Cabozantinib (cabo) inhibits MET & VEGFR2. In a phase 2 NRE cohort of patients (pts) with mCRPC, cabo at 100 mg daily was associated with high rates of bone scan resolution, pain relief & overall disease control, independent of PSA changes. We now report the activity & safety of cabo 40 mg daily.

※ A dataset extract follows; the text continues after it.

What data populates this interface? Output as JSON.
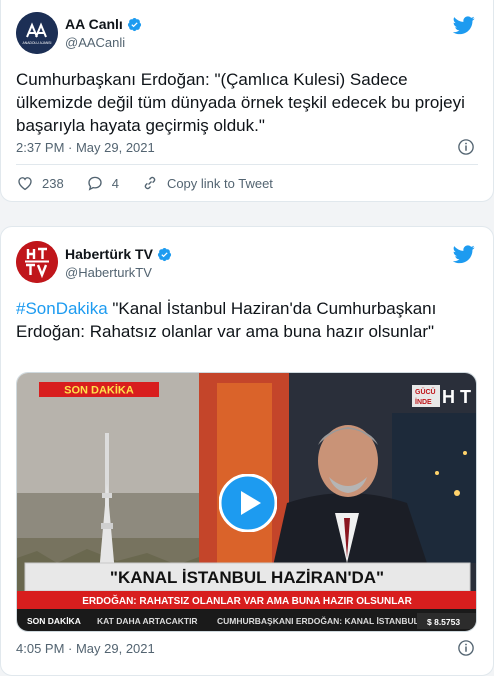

Docetaxel (D)-pretreated (≥225 mg/m) CRPC pts with bone metastasis were required to have progressed within 6 months of last dose of D. Tumor response was assessed q6 wks. Bone scan response used computer-aided assessment of bone scan lesion area (BSLA). Diffusion Weighted MRI was performed in some pts. Pain intensity (worst pain over the past 24 hrs; BPI scale 0-10) & interference with sleep & daily activity were prospectively assessed using an IVR system (7 day intervals). Analgesic use was collected by diary. Bone turnover markers & circulating tumor cells (CTCs) were assessed.

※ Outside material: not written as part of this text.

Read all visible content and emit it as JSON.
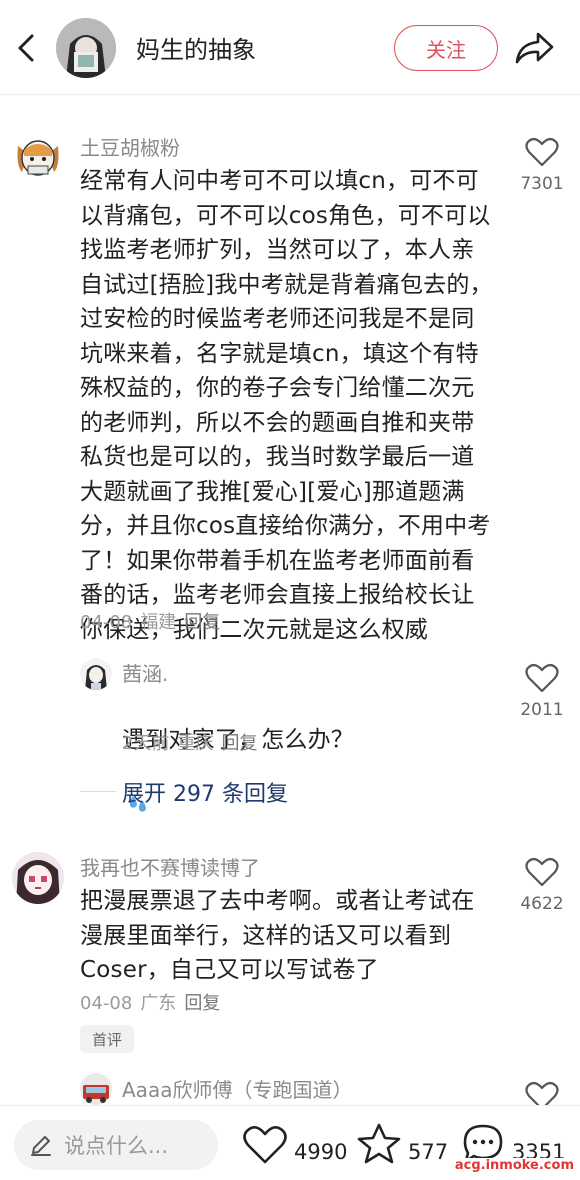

51 pts were enrolled. Among 30 pts who had ≥6 wks f/u, the median age was 66 yrs. 20% received cabazitaxel, 70% abiraterone, & 20% had visceral disease. 47% (14/30) had pain (BPI ≥4) at baseline (bsl) of which 86% (12/14) were using narcotics. Median bsl CTC count was 17 & 73% had ≥5. Median f/u was 84 days (range, 44-141). 55% (11/20 pts) with a f/u bone scan showed BSLA reduction (range, 1-70%). Increases in Apparent Diffusion Coefficient (suggestive of tumor necrosis) & enhancement reduction were observed in bone & soft tissue metastases. 10/14 pts (71%) evaluable for pain response had a ≥30% reduction from bsl; 7/12 (58%) pts decreased narcotics. Sleep & daily activity improved in pts with pain relief. Among pts with elevated bsl serum levels of CTx, NTx & bALP, 57%, 60% & 33% respectively, had declines ≥30%. In 22 pts with CTCs ≥5, 59% had a decrease of ≥30% at wks 6 or 12, & 23% converted to <5 CTCs. 5 (17%) pts required a dose reduction. The most common Gr 3/4 AEs were hypertension (13%), decreased appetite (7%), & back pain (7%).

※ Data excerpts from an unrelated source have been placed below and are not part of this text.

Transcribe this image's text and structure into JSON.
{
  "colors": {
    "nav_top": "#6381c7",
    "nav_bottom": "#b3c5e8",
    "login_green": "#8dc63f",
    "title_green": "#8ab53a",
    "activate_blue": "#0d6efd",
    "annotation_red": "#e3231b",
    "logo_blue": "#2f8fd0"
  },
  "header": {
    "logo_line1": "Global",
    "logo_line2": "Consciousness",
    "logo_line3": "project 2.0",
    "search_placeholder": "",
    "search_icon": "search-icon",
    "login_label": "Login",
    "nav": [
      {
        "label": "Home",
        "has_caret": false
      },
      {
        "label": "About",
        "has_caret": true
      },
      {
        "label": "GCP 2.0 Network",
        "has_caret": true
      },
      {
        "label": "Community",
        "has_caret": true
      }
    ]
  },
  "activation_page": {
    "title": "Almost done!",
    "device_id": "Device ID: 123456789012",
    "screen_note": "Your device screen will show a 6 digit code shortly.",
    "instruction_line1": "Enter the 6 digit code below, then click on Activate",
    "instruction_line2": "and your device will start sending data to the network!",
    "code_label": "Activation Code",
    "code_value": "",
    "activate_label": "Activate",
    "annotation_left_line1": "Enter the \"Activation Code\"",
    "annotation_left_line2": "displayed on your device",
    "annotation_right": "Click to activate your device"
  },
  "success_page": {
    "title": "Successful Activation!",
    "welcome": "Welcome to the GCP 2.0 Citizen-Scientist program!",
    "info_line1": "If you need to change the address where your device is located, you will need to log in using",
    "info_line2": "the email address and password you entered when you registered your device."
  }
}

Cabo 40 mg was well tolerated & demonstrated bone scan resolution, substantial pain relief with a narcotic sparing effect, & reductions in bone turnover markers & CTCs in heavily pretreated mCRPC pts. MRI results are consistent with an anti-tumor effect.


M.R. Smith: Consultant to Exelixis.

O.A. Sartor: Consultant for Exelixis.

All other authors have declared no conflicts of interest.